— Ну, дорогой мой, — сказал профессор, — Богочеловек Соловьёва и супраментальное существо Шри Ауробиндо не имеют ничего общего со сверхчеловеком Ницше. Я специально занимался этим вопросом и отвечу вам чуть позже, Генрих. В чём отличие, так сказать. А пока развейте свою мысль.
— Фридрих Вильгельм Ницше, — сказал фон Мюллер, — великий сокрушитель моральных и религиозных устоев, неистовый апостол «сверхчеловека»… Его постоянно мучили головные боли и целый букет болезней. Он тоже был из тех, кто желал «странного», как вы изволили выразиться профессор. При жизни его поняли немногие. До сих пор не прекращаются жаркие споры о нем. Кем он был? Исчадием ада, «крестным отцом» германского нацизма или пророком, принёсшим миру Новое Откровение Истины. Сумасшедшим человеконенавистником или гением, открывшим новую эпоху в истории цивилизации.

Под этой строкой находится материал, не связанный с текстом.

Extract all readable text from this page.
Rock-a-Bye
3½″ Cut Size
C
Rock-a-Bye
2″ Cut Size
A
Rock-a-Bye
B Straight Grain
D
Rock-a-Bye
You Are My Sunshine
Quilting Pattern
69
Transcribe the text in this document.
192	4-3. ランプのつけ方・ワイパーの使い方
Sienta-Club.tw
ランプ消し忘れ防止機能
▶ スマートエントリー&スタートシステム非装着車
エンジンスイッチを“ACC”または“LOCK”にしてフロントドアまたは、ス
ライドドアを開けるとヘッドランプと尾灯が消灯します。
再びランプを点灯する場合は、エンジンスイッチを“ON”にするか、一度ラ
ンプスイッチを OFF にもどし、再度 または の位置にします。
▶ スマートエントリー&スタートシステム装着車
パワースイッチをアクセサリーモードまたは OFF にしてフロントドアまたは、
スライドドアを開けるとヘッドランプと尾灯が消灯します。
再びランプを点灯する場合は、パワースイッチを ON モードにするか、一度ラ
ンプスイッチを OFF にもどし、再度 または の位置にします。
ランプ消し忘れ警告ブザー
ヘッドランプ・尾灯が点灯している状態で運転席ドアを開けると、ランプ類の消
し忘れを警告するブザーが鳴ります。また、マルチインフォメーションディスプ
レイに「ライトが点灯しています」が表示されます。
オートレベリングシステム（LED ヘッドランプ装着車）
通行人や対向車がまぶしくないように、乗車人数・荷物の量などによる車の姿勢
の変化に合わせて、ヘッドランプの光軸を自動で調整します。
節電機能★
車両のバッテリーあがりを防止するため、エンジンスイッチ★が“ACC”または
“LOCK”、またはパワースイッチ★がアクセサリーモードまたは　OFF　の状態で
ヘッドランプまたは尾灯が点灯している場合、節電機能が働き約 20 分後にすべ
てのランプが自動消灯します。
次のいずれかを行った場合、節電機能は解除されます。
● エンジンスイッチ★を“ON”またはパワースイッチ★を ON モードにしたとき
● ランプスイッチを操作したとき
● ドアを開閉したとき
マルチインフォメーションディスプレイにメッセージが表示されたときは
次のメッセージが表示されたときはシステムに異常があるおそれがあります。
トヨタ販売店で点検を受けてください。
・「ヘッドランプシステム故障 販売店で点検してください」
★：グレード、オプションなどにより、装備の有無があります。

— Насколько я помню, он люто ненавидел христианство и всю свою философию ставил на противопоставлении ему, — заметил Виктор.
— Беда всех религий в том, — сказал фон Мюллер, — что они не обладают силой, которая реально могла бы изменить человека и жизнь на Земле. Они либо слишком устремляются в Небеса, и совершенно забывают про Землю, либо начинают рано или поздно подстраиваться под среднего обывателя и теряют свой первоначальный импульс. Именно на это бессилие религии обратил внимание Ницше. Он искал Силу, которая могла бы реально превратить человека в «нечто большее чем, человек». Он полагал, что если человека, такого какой он есть, просто освободить от сдерживающей его морали, то это высвободит в нем эволюционную Энергию, способную преобразить его в сверхчеловека…
— Это ему только казалось, что он освобождает человека, — возразил профессор. — На самом деле не человека он пытался освободить, а человеческое эго от морали. Отбросив ограничивающее человека «добро», он вместо этого возвёл в абсолют не менее ограничивающее его «зло». А такая вивисекция чревата самыми трагичными последствиями. Отождествлять человека с физическим телом и с «эго» — это типичная и повсеместно распространённая среди людей Запада ошибка «ложного отождествления». Это очень хорошо понимают на Востоке, например йоги, буддисты. «Эго» — это театральная маска, роль, бутафория, поверхность, верхушка айсберга, волна на поверхности океана. А реальный Человек — это бездна, это сам океан, бессмертная частица Бога, вмещающая в себя иные измерения и всё многообразие Универсума. Наш философ чрезвычайно упростил и извратил природу человека и выдал эту упрощённую и извращённую модель за некое откровение… Не «эго» надо освобождать от морали, сам человек должен освободиться от «эго» и подняться к более высоким планам сознания. Именно на этом пути человечество совершало в прошлом свои великолепные звёздные прорывы в лучших своих представителях. Будда, Христос, Лао Цзы, великолепная плеяда индийских йогов, мастеров дзен, суфиев и христианских мистиков и наконец Шри Ауробиндо и Мирра Альфасса в 20 веке — вот реальный прорыв к истинному «сверхчеловечеству», вернее богочеловечеству и раскрытие возможностей иных планов сознания. Пока же человек живёт как обособленное эго, противопоставляя себя другим таким же обособленным эго, мораль ему необходима. Иначе эти эго просто пожрут друг друга. Природа мудра. Она изобрела мораль как инструмент эволюции именно для того, чтобы обуздать Зверя в человеке, и вытащить его из животного состояния. Её нельзя просто так взять и отбросить.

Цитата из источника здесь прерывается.